Na sequência da publicação do
Decreto-Lei n.º 37/2019, de 15 de março, a ASF (Autoridade
de Supervisão de Seguros e Fundos de Pensões) está a desenvolver as diligências
necessárias no sentido de lhe dar cumprimento, como disse o presidente do regulador
dos seguros em resposta à Lusa.
O predito diploma do Governo constitui norma interpretativa
da alínea f) do n.º 5 do art.º 6.º do Decreto-Lei
n.º 59/2018, de 2 de agosto, que aprovou o novo
CAM (Código das Associações
Mutualistas), cujo teor, pelas dúvidas que suscitou
em virtude de o decreto-lei em causa estabelecer um período transitório de 12
anos, gerou uma polémica, que se arrastou por largas semanas, entre a ASF e o
Governo sobre que entidade (Governo ou ASF?) deveria avaliar a idoneidade do presidente da AMMG
(Associação Mutualista Montepio Geral) Tomás Correia, que o BdP (Banco de Portugal) condenou
ao pagamento de 1,25 milhões de euros, assim como outros sete administradores (em montantes diferentes) e ao próprio banco, por irregularidades cometidas
na administração do ora designado por Banco Montepio (antes CEMG – Caixa Económica Montepio Geral).

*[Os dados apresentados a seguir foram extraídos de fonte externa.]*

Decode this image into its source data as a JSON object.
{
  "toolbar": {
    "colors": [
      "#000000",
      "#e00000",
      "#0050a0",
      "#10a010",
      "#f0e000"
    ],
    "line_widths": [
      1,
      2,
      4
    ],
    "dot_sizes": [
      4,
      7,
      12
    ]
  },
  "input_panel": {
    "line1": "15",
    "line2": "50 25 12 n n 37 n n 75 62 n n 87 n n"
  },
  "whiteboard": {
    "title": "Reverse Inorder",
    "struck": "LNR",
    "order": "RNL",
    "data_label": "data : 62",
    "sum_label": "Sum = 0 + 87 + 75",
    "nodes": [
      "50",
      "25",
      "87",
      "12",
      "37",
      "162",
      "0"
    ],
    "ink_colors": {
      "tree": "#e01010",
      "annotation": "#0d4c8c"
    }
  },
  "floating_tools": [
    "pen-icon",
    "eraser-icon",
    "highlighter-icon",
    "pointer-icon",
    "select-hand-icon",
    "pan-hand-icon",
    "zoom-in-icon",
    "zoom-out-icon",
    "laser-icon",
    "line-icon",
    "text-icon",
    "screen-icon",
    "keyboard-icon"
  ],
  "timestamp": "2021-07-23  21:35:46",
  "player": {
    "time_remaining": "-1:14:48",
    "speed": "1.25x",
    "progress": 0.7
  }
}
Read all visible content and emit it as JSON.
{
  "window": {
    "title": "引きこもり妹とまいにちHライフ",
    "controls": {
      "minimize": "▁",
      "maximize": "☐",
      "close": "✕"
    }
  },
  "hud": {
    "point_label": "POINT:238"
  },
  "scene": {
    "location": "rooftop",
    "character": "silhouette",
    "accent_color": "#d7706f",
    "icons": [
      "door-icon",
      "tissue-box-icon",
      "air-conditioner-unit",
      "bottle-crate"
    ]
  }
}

Recorde-se que a AMMG, com mais de 600
mil associados, é o topo do grupo Montepio e tem como principal empresa o banco
Montepio, que desenvolve o negócio bancário.
Com a referida norma interpretativa, o
regulador dos seguros reconhece-se com competência bastante para avaliar a
idoneidade de Tomás Correia, presidente da Associação Mutualista Montepio Geral,
bem como os demais elementos dos órgãos sociais da instituição. Por isso, já
encetou diligências para cumprir a norma do Governo.
Segundo o diploma, que o Governo
aprovou no dia 14, o Presidente promulgou e o Governo referendou no mesmo dia, publicado
em Diário da República no dia 15, cabe à ASF “analisar o sistema de governação,
designadamente verificando a adequação e assegurando o registo das pessoas que dirigem
efetivamente as associações mutualistas, as fiscalizam ou são responsáveis por
funções-chave, incluindo o cumprimento dos requisitos de idoneidade,
qualificação profissional, independência, disponibilidade e capacidade, bem
como os riscos a que as associações mutualistas estão ou podem vir a estar
expostas e a sua capacidade para avaliar esses riscos, por referência às
disposições legais, regulamentares e administrativas em vigor para o setor
segurador”.
O Ministro do Trabalho da
Solidariedade e da Segurança Social disse, no dia 15, que a nova norma legal
que clarifica o papel do regulador no caso das associações mutualistas não é
dirigida “a ninguém em particular”, escusando-se a relacioná-la com o
presidente da AMMG. Nesse sentido, afirmou em Bruxelas, no final de um Conselho
de Emprego e Política Social:
“A lei não atribui
funções relativamente a ninguém em particular. A lei é uma lei geral e abstrata.”.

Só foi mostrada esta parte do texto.